Two religious from Niepokalanów write clearly, and all of them believe in it: […] ‘The Immaculate, as a true Mother, taught her perfect Knight true adoration of the King of Love and […] initiated him into a heartfelt union with Jesus.’

(pp. 61–63) […] the founder of MI was taken over by the fact that the Eucharistic Jesus gave Himself as food. With a heart full of gratitude, he used to say to Jesus: ‘You are coming to me and uniting Yourself with me closely – for under the form of food… Even now, Your Blood flows in my blood, Your soul, O God Incarnate, permeates my soul, strengthens it, and nourishes it… O miracles!
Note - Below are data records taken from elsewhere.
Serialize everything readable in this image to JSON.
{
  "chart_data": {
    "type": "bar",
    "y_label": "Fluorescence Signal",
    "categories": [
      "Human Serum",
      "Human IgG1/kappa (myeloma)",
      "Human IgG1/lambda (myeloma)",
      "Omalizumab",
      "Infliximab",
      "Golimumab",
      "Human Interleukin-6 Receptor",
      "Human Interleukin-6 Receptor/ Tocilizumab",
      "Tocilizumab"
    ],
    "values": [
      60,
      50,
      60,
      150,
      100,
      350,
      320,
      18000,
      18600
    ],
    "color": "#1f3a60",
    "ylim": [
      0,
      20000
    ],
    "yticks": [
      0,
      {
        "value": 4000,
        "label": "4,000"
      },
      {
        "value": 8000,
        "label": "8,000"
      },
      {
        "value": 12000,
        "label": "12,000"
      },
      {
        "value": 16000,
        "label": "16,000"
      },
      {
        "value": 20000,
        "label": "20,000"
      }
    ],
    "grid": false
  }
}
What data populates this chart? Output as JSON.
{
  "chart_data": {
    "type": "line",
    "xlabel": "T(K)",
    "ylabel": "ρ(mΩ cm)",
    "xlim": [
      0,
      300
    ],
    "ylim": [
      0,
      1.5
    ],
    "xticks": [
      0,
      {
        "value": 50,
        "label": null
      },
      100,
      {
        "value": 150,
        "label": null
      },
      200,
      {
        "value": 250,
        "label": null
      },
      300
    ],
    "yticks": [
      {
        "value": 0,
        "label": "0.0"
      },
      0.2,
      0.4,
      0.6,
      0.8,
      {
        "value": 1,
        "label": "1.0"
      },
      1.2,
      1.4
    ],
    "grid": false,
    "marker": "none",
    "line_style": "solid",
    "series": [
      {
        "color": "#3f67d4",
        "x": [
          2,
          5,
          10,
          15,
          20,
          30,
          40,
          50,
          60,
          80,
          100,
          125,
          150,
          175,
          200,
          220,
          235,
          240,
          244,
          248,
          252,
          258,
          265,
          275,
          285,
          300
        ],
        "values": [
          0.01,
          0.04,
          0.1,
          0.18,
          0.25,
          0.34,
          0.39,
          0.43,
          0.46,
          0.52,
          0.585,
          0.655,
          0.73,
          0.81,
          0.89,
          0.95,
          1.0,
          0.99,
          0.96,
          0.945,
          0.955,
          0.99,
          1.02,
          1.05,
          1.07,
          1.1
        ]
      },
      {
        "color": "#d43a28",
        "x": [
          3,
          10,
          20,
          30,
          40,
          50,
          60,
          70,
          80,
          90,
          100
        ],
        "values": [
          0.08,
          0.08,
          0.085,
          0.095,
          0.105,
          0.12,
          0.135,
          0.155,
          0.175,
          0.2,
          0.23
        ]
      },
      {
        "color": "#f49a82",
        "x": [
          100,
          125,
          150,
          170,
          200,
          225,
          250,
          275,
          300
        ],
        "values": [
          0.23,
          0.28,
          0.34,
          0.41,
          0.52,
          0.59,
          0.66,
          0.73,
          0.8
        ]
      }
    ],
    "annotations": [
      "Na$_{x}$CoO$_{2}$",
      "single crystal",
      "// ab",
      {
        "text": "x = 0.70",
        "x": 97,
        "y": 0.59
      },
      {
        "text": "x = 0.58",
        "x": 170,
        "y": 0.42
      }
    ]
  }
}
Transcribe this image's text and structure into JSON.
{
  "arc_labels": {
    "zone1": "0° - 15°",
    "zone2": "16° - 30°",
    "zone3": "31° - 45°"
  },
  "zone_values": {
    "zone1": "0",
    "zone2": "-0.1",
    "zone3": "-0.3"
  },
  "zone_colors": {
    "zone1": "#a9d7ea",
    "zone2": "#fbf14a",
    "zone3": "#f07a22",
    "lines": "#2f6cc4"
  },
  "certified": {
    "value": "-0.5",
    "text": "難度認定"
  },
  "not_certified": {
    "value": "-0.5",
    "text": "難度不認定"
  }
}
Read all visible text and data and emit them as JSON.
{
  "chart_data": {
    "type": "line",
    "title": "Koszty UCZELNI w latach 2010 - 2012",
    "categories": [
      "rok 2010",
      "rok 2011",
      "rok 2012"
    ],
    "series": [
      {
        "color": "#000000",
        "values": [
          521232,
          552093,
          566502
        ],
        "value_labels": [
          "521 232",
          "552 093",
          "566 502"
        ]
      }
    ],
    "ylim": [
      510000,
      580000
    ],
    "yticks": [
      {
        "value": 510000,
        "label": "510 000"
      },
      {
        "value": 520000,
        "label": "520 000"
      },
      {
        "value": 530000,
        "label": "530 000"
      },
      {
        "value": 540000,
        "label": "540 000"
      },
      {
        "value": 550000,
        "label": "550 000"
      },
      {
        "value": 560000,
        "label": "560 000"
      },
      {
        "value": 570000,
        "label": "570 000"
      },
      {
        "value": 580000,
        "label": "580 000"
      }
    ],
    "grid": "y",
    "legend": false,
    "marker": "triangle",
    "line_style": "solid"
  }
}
Who would dare to suppose…’

(p. 63) What grace is given to people and what dignity they have that they can attend the Holy Mass and receive Holy Communion! ‘Holy Communion is available to all without exception. The period when the Lord Jesus remains in us under the sacramental species is the dearest time of the day. […] The soul is then a living tabernacle; little to say ‘tabernacle’ – it is something more. Then the soul of the Lord Jesus unites with our soul and becomes the soul of our soul. We cannot comprehend this; we can only feel the effects. A tremendously important prayer is participating in the Holy Mass and adoring the Blessed Sacrament.’

(pp. 63–64) Of great importance for the efficacy of the Eucharist is a good intention, as well as the immediate preparation for the Holy Mass and Holy Communion and thanksgiving afterward, which one can and must anticipate and prolong during the day, especially by fulfilling one’s duties well and taking care to bring joy to the Sacred Heart of Jesus, under the maternal eye of the Immaculate.

(p. 65) ‘When friendship in life finds indifference in response – it hurts! If worldly people, despised by those they loved, go so far as to take their own lives, unable to bear the pain they have suffered, there is a similar great pain for the Sacred Heart of Jesus, whose love has been despised.’ Thus the loving souls ‘seek to make amends for other souls who repay God’s Heart with ingratitude for boundless love […] The Lord God grants Himself to the soul more and more for these acts of reparation. The soul feels these graces and repays for this to the Lord God even more fervently with love for love’.

(p. 71) On the Solemnity of the Immaculate Conception – the feast ‘in a more special way’ of the Knight of the Immaculate – its Founder used to make with members of the movement an examination of conscience of the year that was ending and stimulate himself to serve more zealously under the Immaculate’s banner.

He asked: ‘Have we become even closer to the Immaculate One through this year? Has our love for Her increased? Have we become closer to the Most Sacred Heart of Jesus through the Immaculate? Do we remain more closely with Jesus in the tabernacle and even more so after receiving Him in Holy Communion? Does His love on the cross attract us and impel us to reciprocate with sacrificial love, at our expense, suffering for Him?’ […] He urged that, especially on this day, we wash our souls in the Sacrament of Penance and enter Holy Communion with great zeal. ‘After Holy Communion, we will again ask the Immaculate One that She herself deigns to receive the Lord Jesus in our souls and give Him the pleasure He has never yet experienced. May she reward Jesus for our infidelities and the sins of the whole world and stir us to greater love.

(p. 76) ‘To carry out the Militia Immaculate’s goal, and to do so as soon as possible, i.e., to win the whole world and every soul individually, which is or will be until the world’s end, for the Immaculate One, and through Her for the Most Sacred Heart of Jesus. Moreover, make sure that no one removes the banner of the Immaculate from any soul, but rather constantly deepen the love for the Immaculate in souls […] so that She herself lives and loves (works) in them and through them […] Then souls will love the Most Sacred Heart of Jesus as they have never loved before because they will delve like She into the mysteries of love: the Cross, the Eucharist – as they have not delved before. God’s love will ignite the world through Her and burn it, and there will be an ‘ascension’ of souls and love […] a divinization of the whole world in Her and through Her.’